The file photo shows Mohammed Badie, a senior figure of Egypt's now outlawed Muslim Brotherhood.

Egypt's Appeals Court has upheld a draconian life sentence that was handed down to Mohammed Badie, the spiritual leader of the now outlawed Muslim Brotherhood.

The court ruled on Wednesday that Badie, along with 36 others, who served as ministers in the government led by the country's first democratically elected president, Mohamed Morsi, who was supported by the Brotherhood between 2011 and 2013, deserved life behind bars for inciting violence and murder.

Badie has been viewed as a key element in the Muslim Brotherhood, a party which operated under numerous restrictions during the era of the country's former dictator, Hosni Mubarak. The senior Brotherhood figure played a major role in the popular uprising that led to the ouster of Mubarak in January 2011.

During the Wednesday session, the court also upheld the death sentences for 10 other individuals, who had been tried in absentia.

A criminal court in 2014 tried 47 defendants, who include former youth and supplies ministers, for charges of murder, attempted murder, resisting authorities, assaulting policemen, sabotage, and blocking a main road in the Nile Delta city of Qalyubia.

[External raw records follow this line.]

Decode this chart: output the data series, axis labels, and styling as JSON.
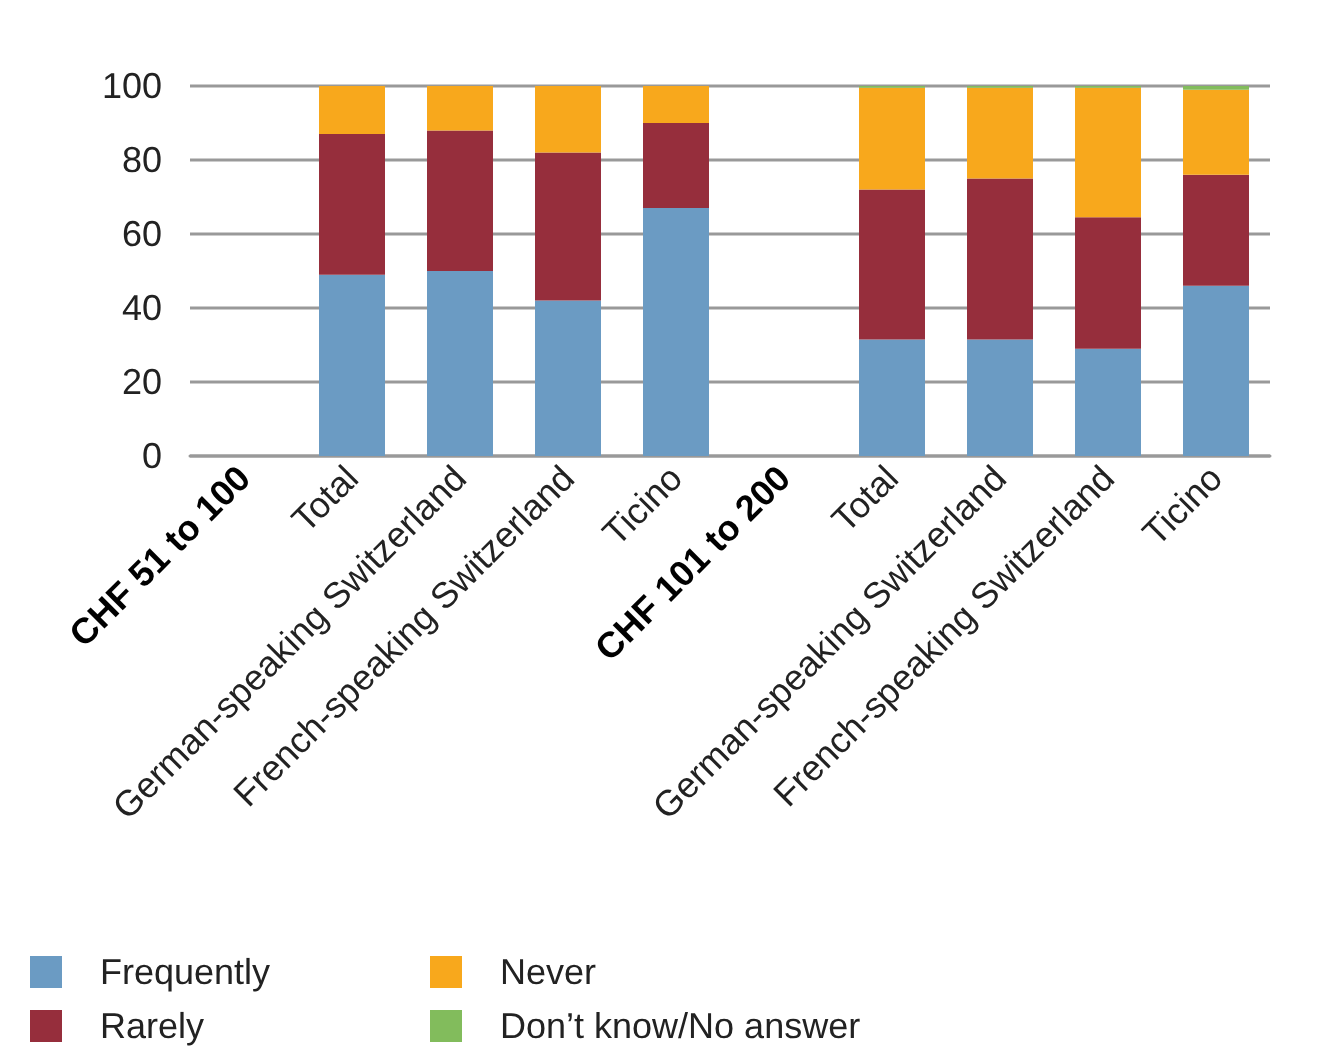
{
  "chart_data": {
    "type": "bar",
    "stacked": true,
    "categories": [
      "CHF 51 to 100",
      "Total",
      "German-speaking Switzerland",
      "French-speaking Switzerland",
      "Ticino",
      "CHF 101 to 200",
      "Total",
      "German-speaking Switzerland",
      "French-speaking Switzerland",
      "Ticino"
    ],
    "series": [
      {
        "name": "Frequently",
        "color": "#6b9bc3",
        "values": [
          null,
          49,
          50,
          42,
          67,
          null,
          31.5,
          31.5,
          29,
          46
        ]
      },
      {
        "name": "Rarely",
        "color": "#962e3c",
        "values": [
          null,
          38,
          38,
          40,
          23,
          null,
          40.5,
          43.5,
          35.5,
          30
        ]
      },
      {
        "name": "Never",
        "color": "#f8a81c",
        "values": [
          null,
          13,
          12,
          18,
          10,
          null,
          27.5,
          24.5,
          35,
          23
        ]
      },
      {
        "name": "Don’t know/No answer",
        "color": "#82bc5c",
        "values": [
          null,
          0,
          0,
          0,
          0,
          null,
          0.5,
          0.5,
          0.5,
          1
        ]
      }
    ],
    "ylim": [
      0,
      100
    ],
    "yticks": [
      0,
      20,
      40,
      60,
      80,
      100
    ],
    "grid": "y",
    "legend": "bottom left"
  }
}
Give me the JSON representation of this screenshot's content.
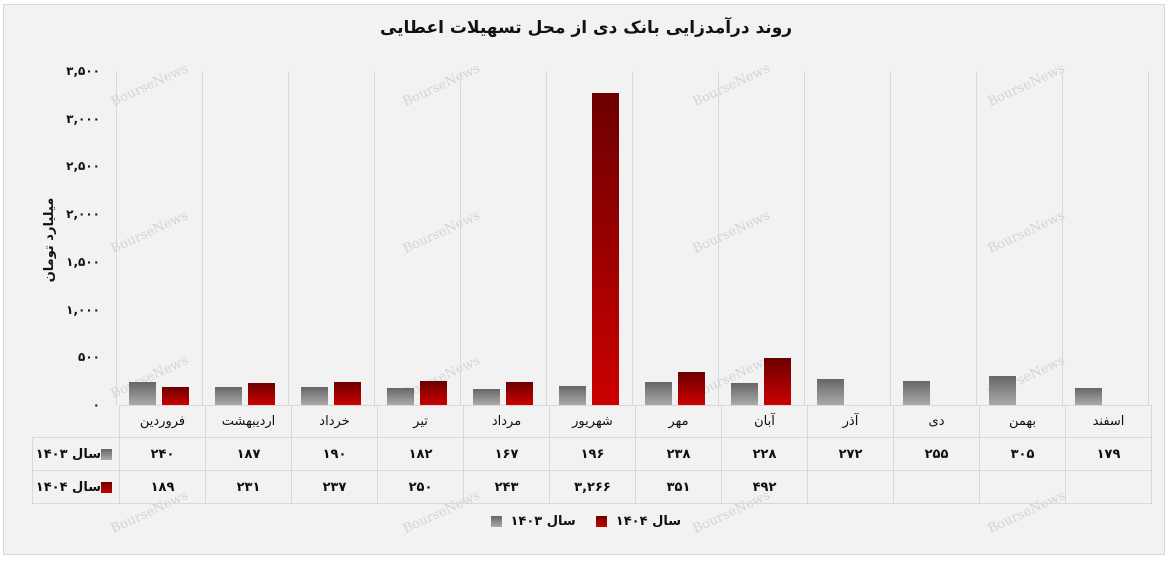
{
  "title": "روند درآمدزایی بانک دی از محل تسهیلات اعطایی",
  "watermark": "BourseNews",
  "colors": {
    "series_1403_top": "#666666",
    "series_1403_bottom": "#aaaaaa",
    "series_1404_top": "#6b0000",
    "series_1404_bottom": "#cc0000",
    "background": "#f2f2f2",
    "grid": "#d9d9d9"
  },
  "y_axis": {
    "label": "میلیارد تومان",
    "ticks": [
      "۰",
      "۵۰۰",
      "۱,۰۰۰",
      "۱,۵۰۰",
      "۲,۰۰۰",
      "۲,۵۰۰",
      "۳,۰۰۰",
      "۳,۵۰۰"
    ]
  },
  "table": {
    "row_1403": {
      "label": "سال ۱۴۰۳",
      "cells": [
        "۲۴۰",
        "۱۸۷",
        "۱۹۰",
        "۱۸۲",
        "۱۶۷",
        "۱۹۶",
        "۲۳۸",
        "۲۲۸",
        "۲۷۲",
        "۲۵۵",
        "۳۰۵",
        "۱۷۹"
      ]
    },
    "row_1404": {
      "label": "سال ۱۴۰۴",
      "cells": [
        "۱۸۹",
        "۲۳۱",
        "۲۳۷",
        "۲۵۰",
        "۲۴۳",
        "۳,۲۶۶",
        "۳۵۱",
        "۴۹۲",
        "",
        "",
        "",
        ""
      ]
    }
  },
  "legend": [
    {
      "label": "سال ۱۴۰۴",
      "series": "s1404"
    },
    {
      "label": "سال ۱۴۰۳",
      "series": "s1403"
    }
  ],
  "chart_data": {
    "type": "bar",
    "title": "روند درآمدزایی بانک دی از محل تسهیلات اعطایی",
    "xlabel": "",
    "ylabel": "میلیارد تومان",
    "ylim": [
      0,
      3500
    ],
    "yticks": [
      0,
      500,
      1000,
      1500,
      2000,
      2500,
      3000,
      3500
    ],
    "grid": "vertical category separators",
    "legend_position": "bottom",
    "data_table": true,
    "categories": [
      "فروردین",
      "اردیبهشت",
      "خرداد",
      "تیر",
      "مرداد",
      "شهریور",
      "مهر",
      "آبان",
      "آذر",
      "دی",
      "بهمن",
      "اسفند"
    ],
    "series": [
      {
        "name": "سال ۱۴۰۳",
        "values": [
          240,
          187,
          190,
          182,
          167,
          196,
          238,
          228,
          272,
          255,
          305,
          179
        ]
      },
      {
        "name": "سال ۱۴۰۴",
        "values": [
          189,
          231,
          237,
          250,
          243,
          3266,
          351,
          492,
          null,
          null,
          null,
          null
        ]
      }
    ]
  }
}
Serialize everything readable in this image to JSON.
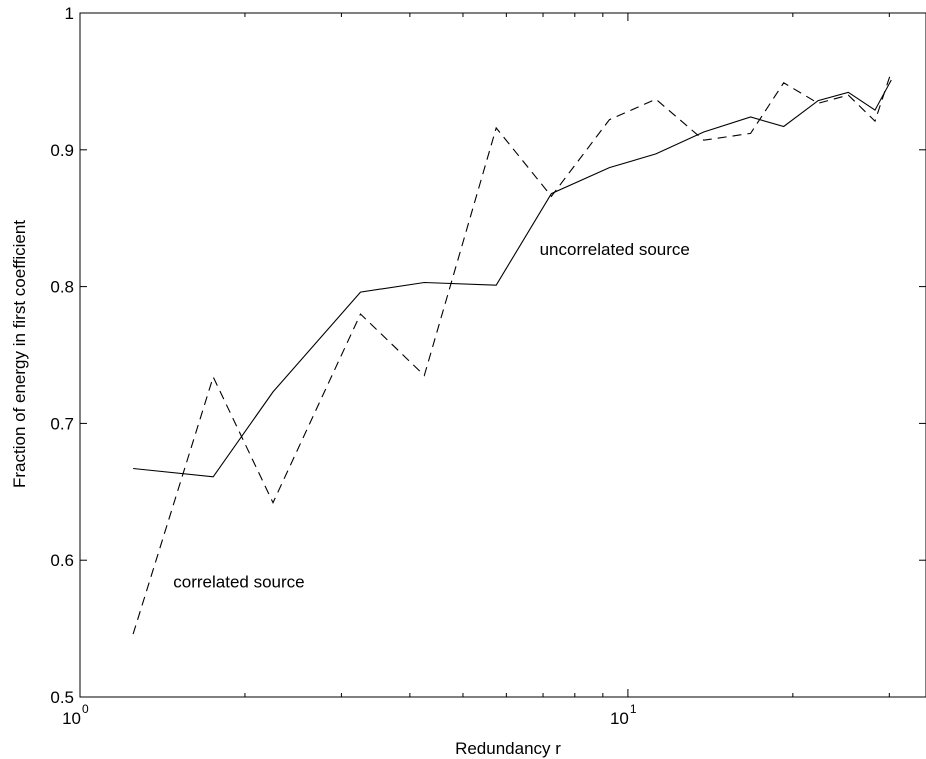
{
  "chart_data": {
    "type": "line",
    "title": "",
    "xlabel": "Redundancy r",
    "ylabel": "Fraction of energy in first coefficient",
    "xscale": "log",
    "xlim": [
      1,
      35
    ],
    "ylim": [
      0.5,
      1.0
    ],
    "grid": false,
    "x_ticks": [
      {
        "base": "10",
        "exp": "0",
        "value": 1
      },
      {
        "base": "10",
        "exp": "1",
        "value": 10
      }
    ],
    "y_ticks": [
      {
        "label": "0.5",
        "value": 0.5
      },
      {
        "label": "0.6",
        "value": 0.6
      },
      {
        "label": "0.7",
        "value": 0.7
      },
      {
        "label": "0.8",
        "value": 0.8
      },
      {
        "label": "0.9",
        "value": 0.9
      },
      {
        "label": "1",
        "value": 1.0
      }
    ],
    "series": [
      {
        "style": "solid",
        "color": "#000000",
        "x": [
          1.25,
          1.75,
          2.25,
          3.25,
          4.25,
          5.75,
          7.25,
          9.25,
          11.25,
          13.75,
          16.75,
          19.25,
          22.25,
          25.25,
          28.25,
          30.25
        ],
        "y": [
          0.667,
          0.661,
          0.723,
          0.796,
          0.803,
          0.801,
          0.868,
          0.887,
          0.897,
          0.913,
          0.924,
          0.917,
          0.936,
          0.942,
          0.929,
          0.951
        ]
      },
      {
        "style": "dashed",
        "color": "#000000",
        "x": [
          1.25,
          1.75,
          2.25,
          3.25,
          4.25,
          5.75,
          7.25,
          9.25,
          11.25,
          13.75,
          16.75,
          19.25,
          22.25,
          25.25,
          28.25,
          30.25
        ],
        "y": [
          0.546,
          0.734,
          0.642,
          0.78,
          0.735,
          0.916,
          0.866,
          0.922,
          0.937,
          0.907,
          0.912,
          0.949,
          0.934,
          0.94,
          0.921,
          0.957
        ]
      }
    ],
    "annotations": [
      {
        "text": "uncorrelated source",
        "x": 6.9,
        "y": 0.823
      },
      {
        "text": "correlated source",
        "x": 1.48,
        "y": 0.58
      }
    ]
  }
}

The general legal procedure against the Muslim Brotherhood began in July 2013, when Morsi was ousted in a military coup. The head of the Egyptian armed forces, Abdel Fattah el-Sisi, came to power afterward. Sisi is believed to have orchestrated the coup as well as the ensuing crackdown on the Brotherhood.

Estimates provided by human rights campaigners show that 1,400 people have been killed and 22,000 have been arrested in relation to the crackdown on the members and supporters of the Muslim Brotherhood.

Morsi himself has been sentenced to 20 years in jail for escaping prison in 2011. The Appeals Court endorsed the sentence last week, rejecting his appeal.